Permutation with constrained repetititons

Question

The question is as follows:

How many ways can 12 identical white and 12 identical black pawns be placed on the black squares of an 8 x 8 chessboard

My answer was $\frac{32!}{12!*12!}$

But the correct answers is $\frac{32!}{12!*12!*8!}$ How come?

Answer 1

You can choose $12$ places out of $32$ for the white pawns, then $12$ places out of the remaining $20$ for the black pawns.

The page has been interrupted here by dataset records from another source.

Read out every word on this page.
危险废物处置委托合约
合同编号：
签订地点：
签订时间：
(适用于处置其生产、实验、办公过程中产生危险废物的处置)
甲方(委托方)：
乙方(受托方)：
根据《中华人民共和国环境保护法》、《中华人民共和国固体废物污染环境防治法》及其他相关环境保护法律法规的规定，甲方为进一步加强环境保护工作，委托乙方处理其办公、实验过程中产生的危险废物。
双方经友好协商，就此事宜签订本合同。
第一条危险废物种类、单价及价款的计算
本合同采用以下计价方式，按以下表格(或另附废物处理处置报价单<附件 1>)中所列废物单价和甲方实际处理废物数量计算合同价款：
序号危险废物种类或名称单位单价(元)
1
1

$$\binom {32}{12}\cdot \binom {20}{12}=\frac {32!}{12!\cdot 20!}\cdot\frac {20!}{12!\cdot 8!}=\frac {32!}{12!\cdot 12! \cdot 8!}$$

Note that $12+12+8=32$, so this is the formula for splitting the squares between three collections - white pawns, black pawns and empty squares. The formula has to be the same whichever way you count, which explains the three factorials in the denominator. If you wanted twelve black pawns and eight empty squares (the rest being white pawns) you would expect the same result.

Answer 2

First you choose $12$ places out of $32$ for the white: $\binom{32}{12}$ possibilities.

After that you choose $12$ places out of $20$ for the black: $\binom{20}{12}$ possibilities.

That gives a total of $$\binom{32}{12}\binom{20}{12}=\frac{32!}{12!12!8!}$$ possibilities.